Discos históricos: Usuário, do Planet Hemp (1995)
Álbum de estreia do grupo chegou com um forte posicionamento político
“É uma merda, parece que estamos na época da ditadura. Fico pensando o que pode levar o ser humano a fazer essas paradas. Toda essa celeuma por causa de um punhadinho de mato”, disse BNegão, para Folha de S. Paulo, ao ser perguntado sobre a prisão de um organizador de um show do Planet Hemp em Vitória, no Espírito Santo, e o cancelamento de outro em Salvador por conta de uma liminar expedida pela 1ª Vara Privativa de Tóxicos da Bahia, em 1996.
A banda formada por Marcelo D2, BNegão, Rafael Crespo, Formigão, Bacalhau e DJ Rodrigues enfrentava problemas com a justiça, com a polícia e com políticos críticos ao primeiro disco de estúdio, com letras explicitas sobre o uso da maconha e cheias de protestos pró-liberação. Como muitos brasileiros nascidos na periferia nos últimos dois séculos, tudo jogava contra eles: falta de emprego e falta de perspectiva. Mas, como muitos iguais a eles, a música surgiu como uma salvação para, ao menos por algumas horas, fugir da dura realidade.
O início se deu a partir da amizade de Skunk com D2, que se conheceram quando o segundo vendia camisetas e usava uma do Dead Kennedys na hora.

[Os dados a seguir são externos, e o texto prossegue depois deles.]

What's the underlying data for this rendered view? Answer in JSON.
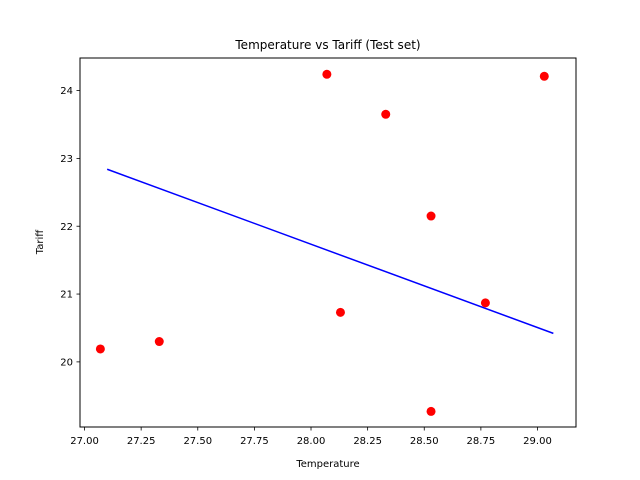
{
  "chart_data": {
    "type": "scatter",
    "title": "Temperature vs Tariff (Test set)",
    "xlabel": "Temperature",
    "ylabel": "Tariff",
    "xlim": [
      26.98,
      29.17
    ],
    "ylim": [
      19.04,
      24.48
    ],
    "xticks": [
      27.0,
      27.25,
      27.5,
      27.75,
      28.0,
      28.25,
      28.5,
      28.75,
      29.0
    ],
    "xtick_labels": [
      "27.00",
      "27.25",
      "27.50",
      "27.75",
      "28.00",
      "28.25",
      "28.50",
      "28.75",
      "29.00"
    ],
    "yticks": [
      20,
      21,
      22,
      23,
      24
    ],
    "ytick_labels": [
      "20",
      "21",
      "22",
      "23",
      "24"
    ],
    "grid": false,
    "series": [
      {
        "kind": "scatter",
        "color": "#ff0000",
        "points": [
          {
            "x": 27.07,
            "y": 20.19
          },
          {
            "x": 27.33,
            "y": 20.3
          },
          {
            "x": 28.07,
            "y": 24.24
          },
          {
            "x": 28.13,
            "y": 20.73
          },
          {
            "x": 28.33,
            "y": 23.65
          },
          {
            "x": 28.53,
            "y": 22.15
          },
          {
            "x": 28.53,
            "y": 19.27
          },
          {
            "x": 28.77,
            "y": 20.87
          },
          {
            "x": 29.03,
            "y": 24.21
          }
        ]
      },
      {
        "kind": "line",
        "color": "#0000ff",
        "points": [
          {
            "x": 27.1,
            "y": 22.84
          },
          {
            "x": 29.07,
            "y": 20.42
          }
        ]
      }
    ]
  }
}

Foi quase amor à primeira vista, afinal, o quão difícil era achar um camelô fã de punk e hardcore? Eles começaram a falar de música e não pararam mais. Skunk era da cena há muitos anos, sempre organizando coisas para os outros e para si, enquanto Marcelo escrevia o próprio material sonhando em viver de música.
Mas havia um empecilho: eles não tocavam nenhum instrumento, então partiram para o rap, que não precisa de muita coisa a não ser caneta e papel. Foi assim que o guitarrista Rafael, o baixista Formigão e o baterista Bacalhau, conhecidos de Skunk, chegaram e toparam fazer um ensaio. A coisa fluiu de um jeito que logo estavam fazendo shows e chamando atenção de todos. Era algo fresco aqui no Brasil, essa a mistura de rap com rock, já aclamada pelo som e fúria do Rage Against the Machine nos Estados Unidos.
Em dois anos, o Planet Hemp chamou tanto a atenção que conseguir fazer shows em São Paulo naquele jeito: no maior sufoco e com todo mundo feliz pela chance em cantar e começar uma inimaginável carreira na música — se não havia caminho, eles trataram de abrir um à força. Em uma época pré-internet, as gravadoras mandavam pessoas aos lugares para descobrir novos talentos e havia um burburinho com a primeira demo do Planet Hemp, um nome um tanto ousado e uma pequena mostra da posição deles no mund. Porém, uma tragédia quase colocou fim ao sonho de gravar o primeiro disco.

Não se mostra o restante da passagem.